第11話「共感①」
文字数 1,883文字
サキは真っすぐ、そして「じっ」と見つめて来る。
『ねえ……じゃあさ、こうしながら……ケンの事を話して……』
俺もサキを真っすぐに見つめ、微笑むと……身の上を話し始めた。
『分かった、俺はな……学校を卒業する時に、親しい仲間と飲んだ帰り道で……』
俺は突如、わけがわからないうちに死んでから……
管理神様から神託を受け、改めて少年として異世界へ出現するまでを話した。
俺が話す間、サキは大人しく真面目に俺の話を聞いていた。
途中で茶化したり、冗談を言ったりせず……
そして、俺がひとりぼっちで草原に居たくだりを聞くと、優しい笑顔を見せた。
ひどくホッとしたような表情である。
『ふうん……そうなんだ。
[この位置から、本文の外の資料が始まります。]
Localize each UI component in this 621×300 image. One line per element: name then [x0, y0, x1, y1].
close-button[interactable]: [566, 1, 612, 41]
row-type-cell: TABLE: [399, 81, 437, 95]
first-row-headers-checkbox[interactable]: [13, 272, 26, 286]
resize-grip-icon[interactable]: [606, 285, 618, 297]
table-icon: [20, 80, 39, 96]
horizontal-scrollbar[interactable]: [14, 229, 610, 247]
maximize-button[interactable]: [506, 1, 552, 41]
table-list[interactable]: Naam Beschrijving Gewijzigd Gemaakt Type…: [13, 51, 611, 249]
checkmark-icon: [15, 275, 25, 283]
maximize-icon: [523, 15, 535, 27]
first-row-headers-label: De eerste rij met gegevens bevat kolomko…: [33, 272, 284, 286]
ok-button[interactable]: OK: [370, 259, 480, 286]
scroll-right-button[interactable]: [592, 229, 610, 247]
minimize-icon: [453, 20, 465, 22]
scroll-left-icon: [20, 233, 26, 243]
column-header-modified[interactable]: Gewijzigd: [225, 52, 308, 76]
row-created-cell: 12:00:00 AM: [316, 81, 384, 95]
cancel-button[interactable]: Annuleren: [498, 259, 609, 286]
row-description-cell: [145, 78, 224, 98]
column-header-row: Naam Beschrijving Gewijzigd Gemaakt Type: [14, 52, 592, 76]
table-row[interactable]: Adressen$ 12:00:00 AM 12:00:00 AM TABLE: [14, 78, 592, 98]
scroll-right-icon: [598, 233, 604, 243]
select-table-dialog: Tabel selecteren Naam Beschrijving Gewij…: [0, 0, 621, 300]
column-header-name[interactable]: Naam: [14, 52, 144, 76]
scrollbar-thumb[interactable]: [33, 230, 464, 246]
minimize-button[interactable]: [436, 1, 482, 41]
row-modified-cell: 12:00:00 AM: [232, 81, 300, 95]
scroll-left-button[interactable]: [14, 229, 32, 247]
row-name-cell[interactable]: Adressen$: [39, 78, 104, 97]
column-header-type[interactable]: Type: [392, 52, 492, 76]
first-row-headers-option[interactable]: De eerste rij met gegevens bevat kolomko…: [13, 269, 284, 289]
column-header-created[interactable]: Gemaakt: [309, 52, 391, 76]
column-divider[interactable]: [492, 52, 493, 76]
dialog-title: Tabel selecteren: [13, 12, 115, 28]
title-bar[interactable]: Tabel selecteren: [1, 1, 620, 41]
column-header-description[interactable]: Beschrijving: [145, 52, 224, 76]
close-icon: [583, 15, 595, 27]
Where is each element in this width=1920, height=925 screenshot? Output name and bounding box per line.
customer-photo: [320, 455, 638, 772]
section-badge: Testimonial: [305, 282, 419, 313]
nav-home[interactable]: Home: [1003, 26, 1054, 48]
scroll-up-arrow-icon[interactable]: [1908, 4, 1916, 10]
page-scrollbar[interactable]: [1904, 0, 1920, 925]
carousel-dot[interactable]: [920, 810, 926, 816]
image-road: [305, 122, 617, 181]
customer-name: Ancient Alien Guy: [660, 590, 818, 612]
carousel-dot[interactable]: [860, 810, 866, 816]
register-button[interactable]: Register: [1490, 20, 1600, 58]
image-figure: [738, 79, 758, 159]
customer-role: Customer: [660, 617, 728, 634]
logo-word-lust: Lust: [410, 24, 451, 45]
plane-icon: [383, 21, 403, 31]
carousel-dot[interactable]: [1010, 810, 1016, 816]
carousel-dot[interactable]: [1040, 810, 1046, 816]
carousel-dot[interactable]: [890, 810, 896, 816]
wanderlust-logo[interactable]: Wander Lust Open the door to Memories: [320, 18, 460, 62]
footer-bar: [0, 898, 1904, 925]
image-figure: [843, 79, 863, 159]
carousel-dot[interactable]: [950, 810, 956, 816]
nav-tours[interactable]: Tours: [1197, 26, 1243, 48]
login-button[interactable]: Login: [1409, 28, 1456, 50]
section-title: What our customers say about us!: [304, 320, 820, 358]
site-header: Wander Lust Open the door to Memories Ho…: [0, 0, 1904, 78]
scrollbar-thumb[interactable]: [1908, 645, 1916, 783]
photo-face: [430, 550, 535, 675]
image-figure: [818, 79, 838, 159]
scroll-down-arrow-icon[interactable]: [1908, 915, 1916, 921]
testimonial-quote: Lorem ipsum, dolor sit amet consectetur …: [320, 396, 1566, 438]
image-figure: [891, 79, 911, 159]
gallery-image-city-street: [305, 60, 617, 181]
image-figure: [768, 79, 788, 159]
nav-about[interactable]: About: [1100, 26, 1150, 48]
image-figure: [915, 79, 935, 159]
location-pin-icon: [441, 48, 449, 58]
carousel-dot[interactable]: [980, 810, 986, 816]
管理神様の話の後は、いきなり草原だったのね。じゃあさ、私と全く一緒だよ』
『ああ、そうだな』
『でも……いつ、どうして死んだのか、ケンは記憶が曖昧なのね』
『ああ、今でも分からない。気が付いたら、真っ白な世界に居たからな』
そう……
俺は、自分でも気づかないうちに死んでいた。
魔王だったクーガーの話によれば、俺の死は、運命神の手によるものだという。
でもサキのように、悲惨な事故の記憶がないだけ、まだマシかもしれない。
絶対、そんな事はサキへ言えないけれど……
サキの目が更に優しい。
うるうるしている。
『……ケン、可哀そう……』
『まあな、でもサキも凄く怖かったろう? 事故の時』
『うん……でもね、一瞬の事だから、痛みもあまり感じなくて……私も気が付いたら、もう知らない場所だった……ケンと同じ真っ白な場所なの。多分……すぐに死んでたんだよ、私』
……こうして、ふたりは……
お互いに、様々な事を話し込んだ……
……それからあっという間に、5時間あまりが経ち、日付けが変わった。
時刻はもう深夜……
なのに、俺とサキは、……まだ話していた。
いつも思うけど、話が凄く盛り上がると、時間の過ぎるのってとっても早い。
結局、例の『ぴ~音』は鳴らなかった……
だから、俺は転生してから現在に至るまで、だいぶ割愛しながらも……
自分の長きに渡る、異世界の物語を……
つまり『身の上』を、サキへ伝える事が出来たのだ。
今や『良き思い出』となった、己の記憶を手繰りながら、俺は語った。
異界で出会い、担当となったクッカという、サポート女神が助けてくれた事。
転生してすぐ、ボヌールという村の少女リゼットをゴブリンから助けた事。
その、ボヌール村で暮らし始めた事。
村の少女達と知り合い、いっぱい恋愛した事。
襲って来た女魔王クーガーの軍団と戦った事。
そして……管理神様の助けで、何とか勝利し、村を守り抜いた事。
転生した世界で知り合った、愛する恋人達と……結婚した事。
今や、ボヌール村の村長になった事までを……
女神クッカと魔王クーガーの意外な正体……
すなわち、クミカとの悲恋を話した時は、サキも吃驚。
同情してくれて、「わあわあ」大泣きしていた。
年頃の、感受性が強い子だから、自分をクミカへ感情移入してしまったのだろう。
サキの凄い号泣が、隣の部屋に聞こえるとまずいから、防音の魔法をかけたのは、ご愛敬。
一方、サキも……
更に詳しい、自分の身の上話をしてくれた。
ひとりっ子で、寂しかった事。
両親には、とても可愛がられていた事。
通っていたのは、ずっと女子だけの学校だった事。
門限も含め、親が非常に厳しく、今迄『彼氏』は居なかった事。
そして、初恋はずっと昔だった事……
まだサキが、6歳くらいの時である事も……
真っ赤になって、大いに照れながら告白してくれた。
初恋の相手とお遊戯の際に、初めて手を繋いだら……
あまりにも感激して、教室の床に座り込み、サキは泣いたって。
でも、その初恋の子とは……それっきり……
時間が経つにつれて、自然と疎遠になった。
今となっては、良い思い出だという……
「多分、すぐに好きなタイプが変わったから」と、サキは無邪気に笑う。
『じゃあ、サキの今好きなタイプって、どんなだよ?』
俺が聞いたら、何故か大笑い。
『今? あはははっ、好きなのは、ケンに決まってるじゃない!』
俺と、いっぱい話したかったのだろう。
サキは夢中になって、もっともっと話し続けたのであった。